Em outro levantamento do Fogo Cruzado, foi registrado um aumento de 127% no número de mortos a tiros na Zona Oeste em 2023 se comparado a 2022. Entre janeiro e outubro deste ano, foram contabilizadas 248 mortes contra 109 do mesmo período do ano passado. O número de tiroteios também sofreu um aumento de 55% quando confrontado com o ano anterior. 


O principal motivo para a crescente dos números da violência foi a morte do miliciano Wellington da Silva Braga, o Ecko, um dos maiores chefes do crime organizado do Rio de Janeiro. O fato fez com que os grupos entrassem em disputa pelas regiões, causando um aumento na tensão entre os paramilitares que disputam territórios do estado. “A morte do Ecko fez com que os confrontos e a tensão entre os grupos se agravasse, o que torna as vidas dos moradores destas regiões ainda mais complicadas”, explica Pacheco. 


“Não sinto mais que tenho o direito de ir e vir. Sinto medo, eu poderia ser confundido, ou morto por ter visto demais. Desde que aconteceu, não consigo mais sair à noite”. Enquanto estava voltando da academia, no bairro de Jacarepaguá, Lucas Carvalho, estudante da UFRJ, de 27 anos, presenciou um dos confrontos entre grupos de milicianos pelo domínio da região. O jovem caminhava para sua casa, que fica aproximadamente 10 minutos de onde malha, quando em um determinado momento do caminho, viu um homem ser morto a tiros. O jovem relata que, durante o ocorrido, conseguiu olhar para um dos criminosos, e isso o fez ter  a sensação de que também seria uma das vítimas do grupo. 
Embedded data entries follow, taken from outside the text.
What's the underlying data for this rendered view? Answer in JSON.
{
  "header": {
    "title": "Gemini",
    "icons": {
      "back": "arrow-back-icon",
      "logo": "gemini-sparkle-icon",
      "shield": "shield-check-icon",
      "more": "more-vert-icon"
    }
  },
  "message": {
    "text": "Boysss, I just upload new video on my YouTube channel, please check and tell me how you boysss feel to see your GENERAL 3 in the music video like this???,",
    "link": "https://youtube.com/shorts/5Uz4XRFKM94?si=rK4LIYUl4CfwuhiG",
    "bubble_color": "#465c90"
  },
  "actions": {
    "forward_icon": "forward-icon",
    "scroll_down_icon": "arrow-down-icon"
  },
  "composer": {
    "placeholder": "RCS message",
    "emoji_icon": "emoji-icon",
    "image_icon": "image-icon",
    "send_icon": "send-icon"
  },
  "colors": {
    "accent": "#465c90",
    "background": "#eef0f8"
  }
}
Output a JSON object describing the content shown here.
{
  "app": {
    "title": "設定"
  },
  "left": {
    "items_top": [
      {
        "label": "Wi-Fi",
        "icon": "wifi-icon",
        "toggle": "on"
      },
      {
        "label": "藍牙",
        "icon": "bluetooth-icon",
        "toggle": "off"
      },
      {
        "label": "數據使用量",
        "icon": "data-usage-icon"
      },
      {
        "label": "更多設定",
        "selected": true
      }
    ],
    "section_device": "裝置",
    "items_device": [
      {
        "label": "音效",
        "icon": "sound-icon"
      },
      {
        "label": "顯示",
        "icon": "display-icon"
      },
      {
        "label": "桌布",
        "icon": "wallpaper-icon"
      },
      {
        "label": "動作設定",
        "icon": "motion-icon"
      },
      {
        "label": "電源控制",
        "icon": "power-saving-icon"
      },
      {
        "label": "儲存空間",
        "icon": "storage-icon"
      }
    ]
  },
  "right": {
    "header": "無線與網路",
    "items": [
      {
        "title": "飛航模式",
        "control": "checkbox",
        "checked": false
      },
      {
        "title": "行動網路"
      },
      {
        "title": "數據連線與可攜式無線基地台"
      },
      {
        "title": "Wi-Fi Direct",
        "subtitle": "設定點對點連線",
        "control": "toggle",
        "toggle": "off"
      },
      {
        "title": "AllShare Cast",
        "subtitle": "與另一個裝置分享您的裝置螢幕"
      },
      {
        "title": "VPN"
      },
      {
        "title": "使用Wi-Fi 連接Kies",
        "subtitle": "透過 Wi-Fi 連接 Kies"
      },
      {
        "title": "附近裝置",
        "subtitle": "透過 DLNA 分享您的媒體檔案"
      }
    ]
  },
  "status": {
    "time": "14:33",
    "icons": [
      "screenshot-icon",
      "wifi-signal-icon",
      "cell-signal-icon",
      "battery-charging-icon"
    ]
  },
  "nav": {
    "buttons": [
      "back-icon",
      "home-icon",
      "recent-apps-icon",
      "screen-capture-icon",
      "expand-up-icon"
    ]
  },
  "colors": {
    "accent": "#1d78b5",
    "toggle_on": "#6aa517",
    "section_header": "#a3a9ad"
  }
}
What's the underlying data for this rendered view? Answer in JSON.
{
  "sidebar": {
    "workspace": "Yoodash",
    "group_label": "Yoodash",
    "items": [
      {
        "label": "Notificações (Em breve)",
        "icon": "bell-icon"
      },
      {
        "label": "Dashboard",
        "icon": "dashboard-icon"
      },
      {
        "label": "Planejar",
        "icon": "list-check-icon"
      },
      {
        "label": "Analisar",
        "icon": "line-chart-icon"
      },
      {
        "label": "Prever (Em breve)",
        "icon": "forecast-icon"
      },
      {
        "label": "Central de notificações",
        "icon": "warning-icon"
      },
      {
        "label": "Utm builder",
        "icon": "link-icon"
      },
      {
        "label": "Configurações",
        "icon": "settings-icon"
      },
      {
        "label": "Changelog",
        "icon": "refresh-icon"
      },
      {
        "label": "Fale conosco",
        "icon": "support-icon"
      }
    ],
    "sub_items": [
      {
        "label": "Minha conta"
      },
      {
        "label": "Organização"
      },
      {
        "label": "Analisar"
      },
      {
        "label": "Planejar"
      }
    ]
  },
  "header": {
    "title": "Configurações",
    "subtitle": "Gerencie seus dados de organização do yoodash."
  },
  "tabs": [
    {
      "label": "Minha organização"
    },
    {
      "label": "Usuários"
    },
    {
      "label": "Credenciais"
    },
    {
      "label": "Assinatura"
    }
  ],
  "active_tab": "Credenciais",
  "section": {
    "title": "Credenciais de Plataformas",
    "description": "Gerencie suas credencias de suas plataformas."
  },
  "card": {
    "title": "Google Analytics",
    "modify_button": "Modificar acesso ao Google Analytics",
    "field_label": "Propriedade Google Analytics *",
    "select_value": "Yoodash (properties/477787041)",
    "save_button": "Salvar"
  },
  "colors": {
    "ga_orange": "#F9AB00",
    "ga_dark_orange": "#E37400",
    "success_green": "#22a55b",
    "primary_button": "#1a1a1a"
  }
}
Pacheco, especialista em segurança pública, afirma que o combate efetivo destes grupos não pode ser feito através de mega operações policiais, e sim de maneira articulada e focada em enfraquecer economicamente os milicianos.  “A medida mais urgente a se tomar seria combater os ganhos econômicos das milícias. Isso não é feito com tiros e operações nas comunidades, mas com investigações e operações bem articuladas de combate”.